A writer independent handwriting recognition system must be able to recognize a wide variety of handwriting styles, while attempting to obtain a high degree of accuracy when recognizing data from any one of those styles. As the number of writing styles increases, so does the variability of the data's distribution. We then have an optimization problem: how to best model the data, while keeping the representation as simple as possible? If we can identify N different styles of writing individual characters (referred to as lexemes), these can then be modeled as N relatively simple independent distributions. In this talk, I discuss a method of automatically identifying lexemes, and present results using both non-parametric and parametric lexeme modeling methods.
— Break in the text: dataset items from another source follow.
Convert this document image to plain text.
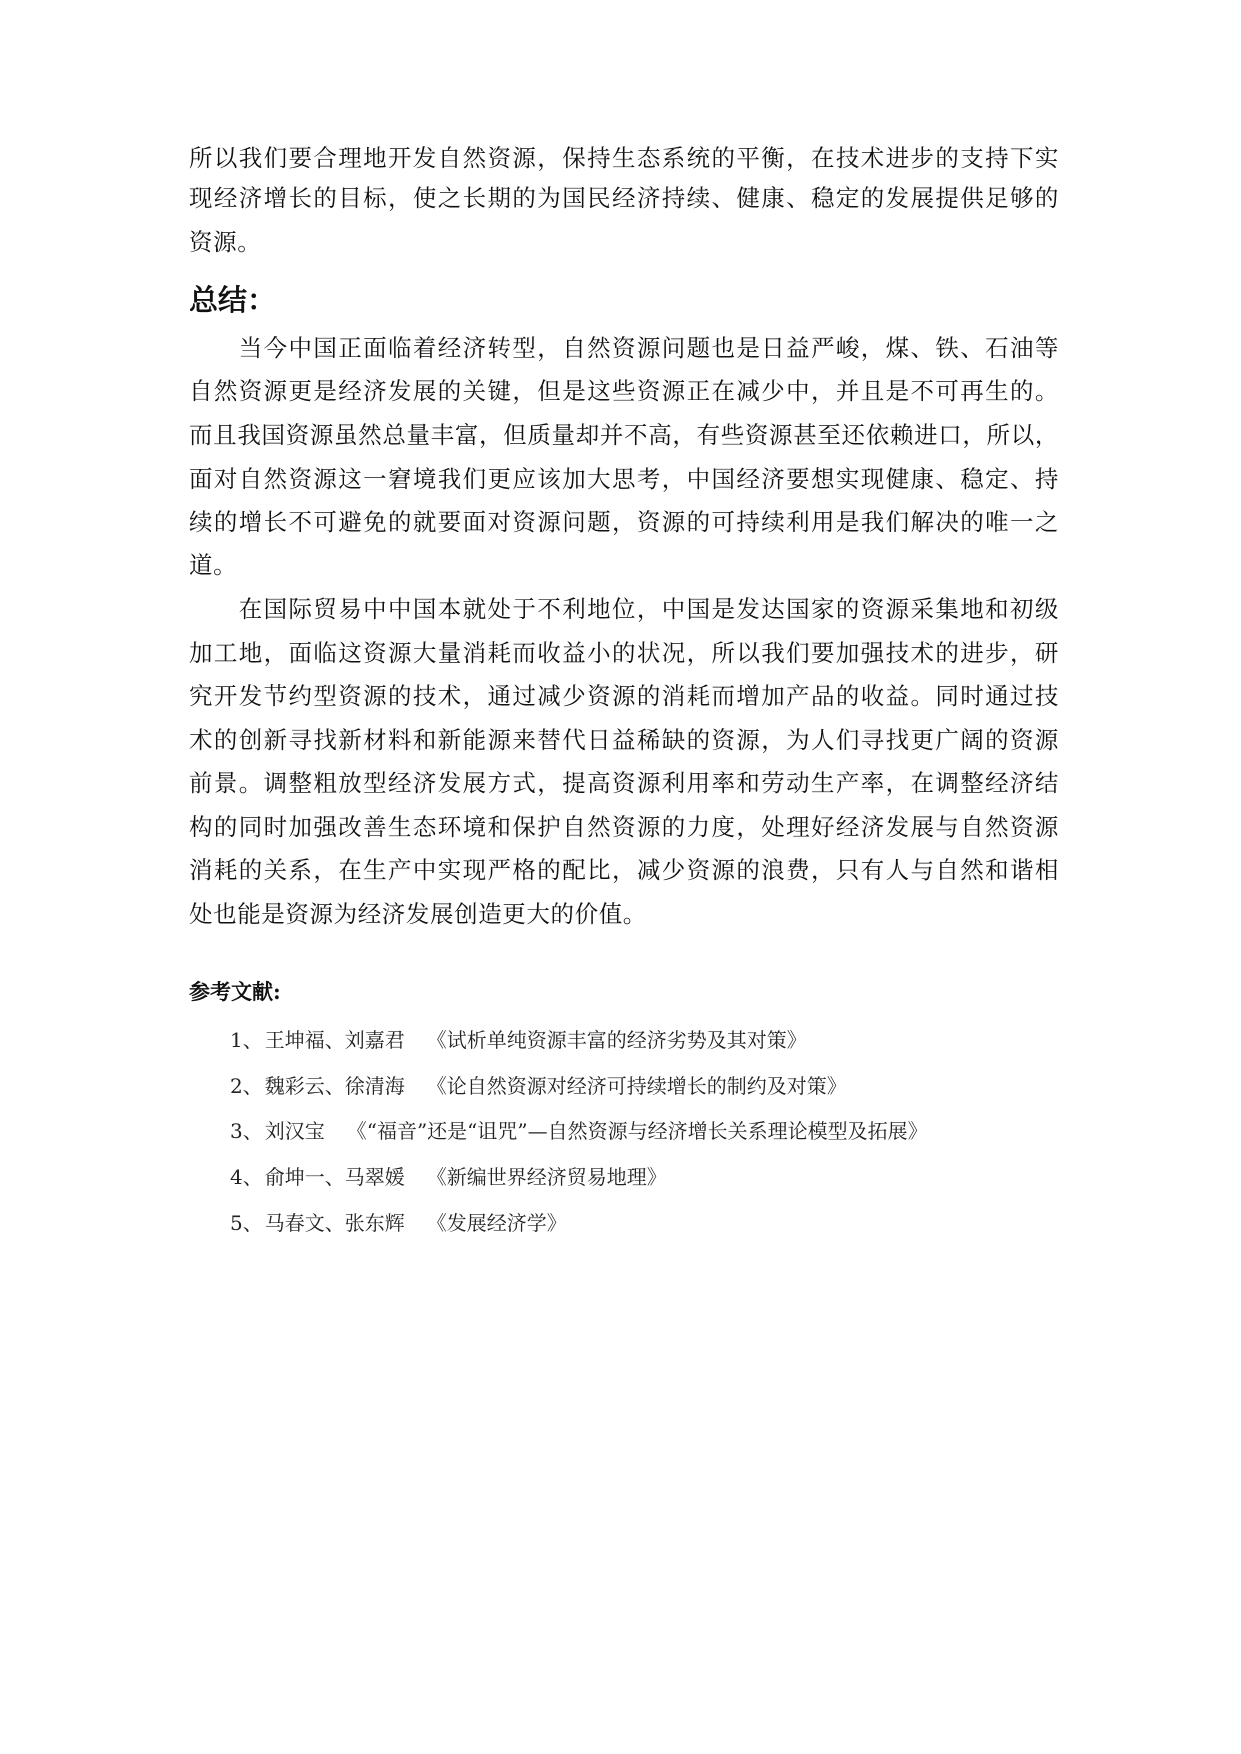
所以我们要合理地开发自然资源，保持生态系统的平衡，在技术进步的支持下实
现经济增长的目标，使之长期的为国民经济持续、健康、稳定的发展提供足够的
资源。
总结：
　　当今中国正面临着经济转型，自然资源问题也是日益严峻，煤、铁、石油等
自然资源更是经济发展的关键，但是这些资源正在减少中，并且是不可再生的。
而且我国资源虽然总量丰富，但质量却并不高，有些资源甚至还依赖进口，所以，
面对自然资源这一窘境我们更应该加大思考，中国经济要想实现健康、稳定、持
续的增长不可避免的就要面对资源问题，资源的可持续利用是我们解决的唯一之
道。
　　在国际贸易中中国本就处于不利地位，中国是发达国家的资源采集地和初级
加工地，面临这资源大量消耗而收益小的状况，所以我们要加强技术的进步，研
究开发节约型资源的技术，通过减少资源的消耗而增加产品的收益。同时通过技
术的创新寻找新材料和新能源来替代日益稀缺的资源，为人们寻找更广阔的资源
前景。调整粗放型经济发展方式，提高资源利用率和劳动生产率，在调整经济结
构的同时加强改善生态环境和保护自然资源的力度，处理好经济发展与自然资源
消耗的关系，在生产中实现严格的配比，减少资源的浪费，只有人与自然和谐相
处也能是资源为经济发展创造更大的价值。
参考文献:
1、 王坤福、刘嘉君 《试析单纯资源丰富的经济劣势及其对策》
2、 魏彩云、徐清海 《论自然资源对经济可持续增长的制约及对策》
3、 刘汉宝 《“福音”还是“诅咒”—自然资源与经济增长关系理论模型及拓展》
4、 俞坤一、马翠媛 《新编世界经济贸易地理》
5、 马春文、张东辉 《发展经济学》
In addition, a new method of adapting models to better fit a single writer (writer-adapation) is described.

Yilu Zhang: Context-based decision-making for Living Machine

"Living machine" is a computational model that emulates the learning procedure of other biological systems. One of the capabilities it should possess is making decision on temporal context instead of a snap-shot of the real, dynamic world. In this talk, I am going to dicuss the framework and the mechanism that enables this capability. Some primitive experiments on synthetic and real speech data will show the effectiveness.
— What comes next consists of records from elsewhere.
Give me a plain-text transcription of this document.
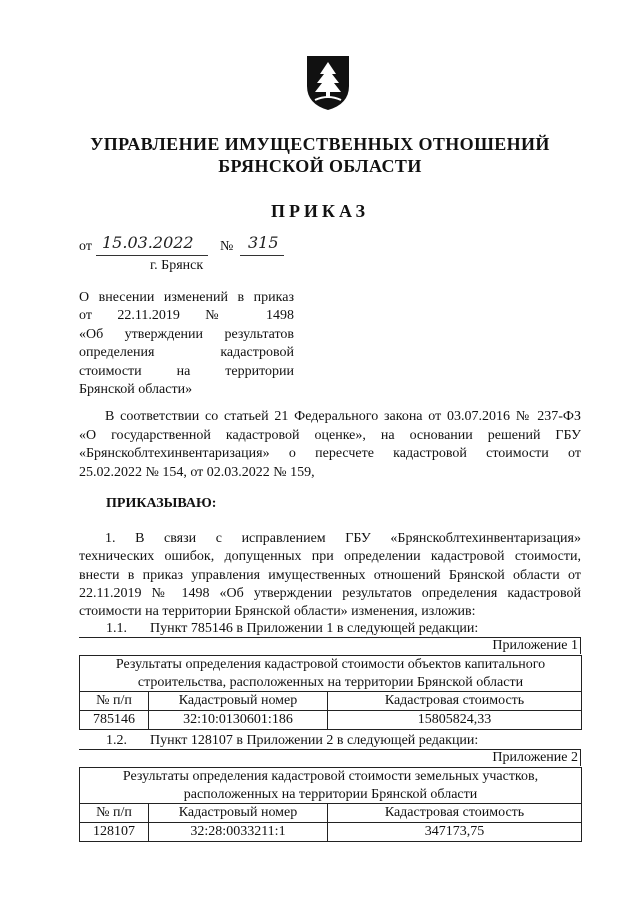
УПРАВЛЕНИЕ ИМУЩЕСТВЕННЫХ ОТНОШЕНИЙ
БРЯНСКОЙ ОБЛАСТИ
ПРИКАЗ
от 15.03.2022 № 315
г. Брянск
О внесении изменений в приказ
от 22.11.2019 № 1498
«Об утверждении результатов
определения кадастровой
стоимости на территории
Брянской области»
В соответствии со статьей 21 Федерального закона от 03.07.2016 № 237-ФЗ
«О государственной кадастровой оценке», на основании решений ГБУ
«Брянскоблтехинвентаризация» о пересчете кадастровой стоимости от
25.02.2022 № 154, от 02.03.2022 № 159,
ПРИКАЗЫВАЮ:
1. В связи с исправлением ГБУ «Брянскоблтехинвентаризация»
технических ошибок, допущенных при определении кадастровой стоимости,
внести в приказ управления имущественных отношений Брянской области от
22.11.2019 № 1498 «Об утверждении результатов определения кадастровой
стоимости на территории Брянской области» изменения, изложив:
1.1. Пункт 785146 в Приложении 1 в следующей редакции:
Приложение 1
Результаты определения кадастровой стоимости объектов капитального
строительства, расположенных на территории Брянской области
№ п/п	Кадастровый номер	Кадастровая стоимость
785146	32:10:0130601:186	15805824,33
1.2. Пункт 128107 в Приложении 2 в следующей редакции:
Приложение 2
Результаты определения кадастровой стоимости земельных участков,
расположенных на территории Брянской области
№ п/п	Кадастровый номер	Кадастровая стоимость
128107	32:28:0033211:1	347173,75
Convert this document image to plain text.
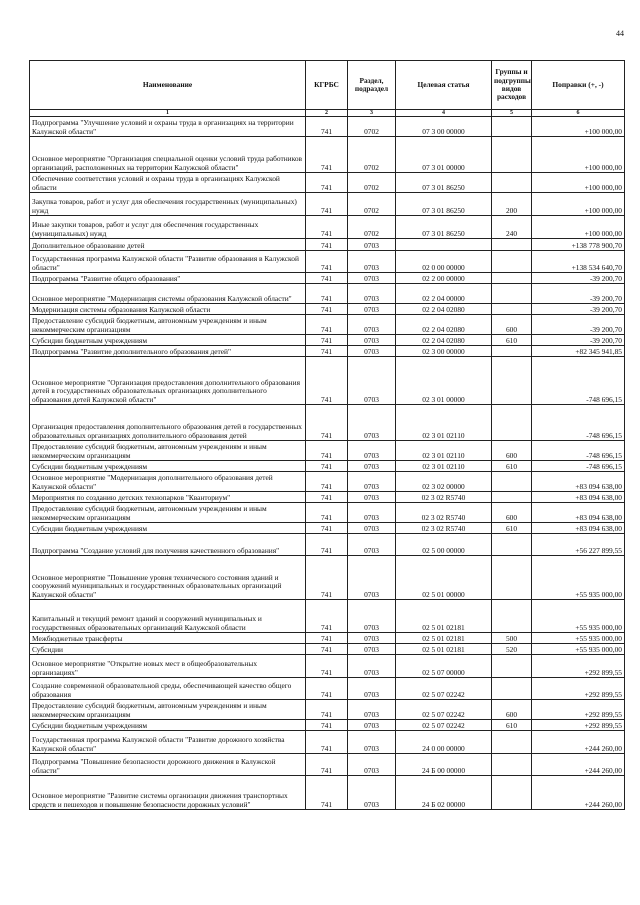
44
Наименование	КГРБС	Раздел, подраздел	Целевая статья	Группы и подгруппы видов расходов	Поправки (+, -)
1	2	3	4	5	6
Подпрограмма "Улучшение условий и охраны труда в организациях на территории Калужской области"	741	0702	07 3 00 00000		+100 000,00
Основное мероприятие "Организация специальной оценки условий труда работников организаций, расположенных на территории Калужской области"	741	0702	07 3 01 00000		+100 000,00
Обеспечение соответствия условий и охраны труда в организациях Калужской области	741	0702	07 3 01 86250		+100 000,00
Закупка товаров, работ и услуг для обеспечения государственных (муниципальных) нужд	741	0702	07 3 01 86250	200	+100 000,00
Иные закупки товаров, работ и услуг для обеспечения государственных (муниципальных) нужд	741	0702	07 3 01 86250	240	+100 000,00
Дополнительное образование детей	741	0703			+138 778 900,70
Государственная программа Калужской области "Развитие образования в Калужской области"	741	0703	02 0 00 00000		+138 534 640,70
Подпрограмма "Развитие общего образования"	741	0703	02 2 00 00000		-39 200,70
Основное мероприятие "Модернизация системы образования Калужской области"	741	0703	02 2 04 00000		-39 200,70
Модернизация системы образования Калужской области	741	0703	02 2 04 02080		-39 200,70
Предоставление субсидий бюджетным, автономным учреждениям и иным некоммерческим организациям	741	0703	02 2 04 02080	600	-39 200,70
Субсидии бюджетным учреждениям	741	0703	02 2 04 02080	610	-39 200,70
Подпрограмма "Развитие дополнительного образования детей"	741	0703	02 3 00 00000		+82 345 941,85
Основное мероприятие "Организация предоставления дополнительного образования детей в государственных образовательных организациях дополнительного образования детей Калужской области"	741	0703	02 3 01 00000		-748 696,15
Организация предоставления дополнительного образования детей в государственных образовательных организациях дополнительного образования детей	741	0703	02 3 01 02110		-748 696,15
Предоставление субсидий бюджетным, автономным учреждениям и иным некоммерческим организациям	741	0703	02 3 01 02110	600	-748 696,15
Субсидии бюджетным учреждениям	741	0703	02 3 01 02110	610	-748 696,15
Основное мероприятие "Модернизация дополнительного образования детей Калужской области"	741	0703	02 3 02 00000		+83 094 638,00
Мероприятия по созданию детских технопарков "Кванториум"	741	0703	02 3 02 R5740		+83 094 638,00
Предоставление субсидий бюджетным, автономным учреждениям и иным некоммерческим организациям	741	0703	02 3 02 R5740	600	+83 094 638,00
Субсидии бюджетным учреждениям	741	0703	02 3 02 R5740	610	+83 094 638,00
Подпрограмма "Создание условий для получения качественного образования"	741	0703	02 5 00 00000		+56 227 899,55
Основное мероприятие "Повышение уровня технического состояния зданий и сооружений муниципальных и государственных образовательных организаций Калужской области"	741	0703	02 5 01 00000		+55 935 000,00
Капитальный и текущий ремонт зданий и сооружений муниципальных и государственных образовательных организаций Калужской области	741	0703	02 5 01 02181		+55 935 000,00
Межбюджетные трансферты	741	0703	02 5 01 02181	500	+55 935 000,00
Субсидии	741	0703	02 5 01 02181	520	+55 935 000,00
Основное мероприятие "Открытие новых мест в общеобразовательных организациях"	741	0703	02 5 07 00000		+292 899,55
Создание современной образовательной среды, обеспечивающей качество общего образования	741	0703	02 5 07 02242		+292 899,55
Предоставление субсидий бюджетным, автономным учреждениям и иным некоммерческим организациям	741	0703	02 5 07 02242	600	+292 899,55
Субсидии бюджетным учреждениям	741	0703	02 5 07 02242	610	+292 899,55
Государственная программа Калужской области "Развитие дорожного хозяйства Калужской области"	741	0703	24 0 00 00000		+244 260,00
Подпрограмма "Повышение безопасности дорожного движения в Калужской области"	741	0703	24 Б 00 00000		+244 260,00
Основное мероприятие "Развитие системы организации движения транспортных средств и пешеходов и повышение безопасности дорожных условий"	741	0703	24 Б 02 00000		+244 260,00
Arun Ross: Towards building a system that describes saccades over constrained images

In this talk we will examine the various factors controlling eye movement behavior during scene viewing. In particular, we will look into low-level visual information that affect the first few fixations of the eye as it regards a scene. Undertanding eye movements is essential for gaining insight into how humans acquire, represent and store information. Although it is clear that saccades are driven by the visual task presented to the subject, it has been suggested that the first few fixations are driven predominantly by visual features present in the image. Later fixations are driven by other cognitive features. We will also describe the saliency map framework - a model that attempts to mimic human eye movement during scene viewing.

Reference: Henderson, John M. and Andrew Hollingworth, "Eye Movements During Scene Viewing: An Overview", in "Eye Guidance in Reading and Scene Perception", G. Underwood (Ed), 1998.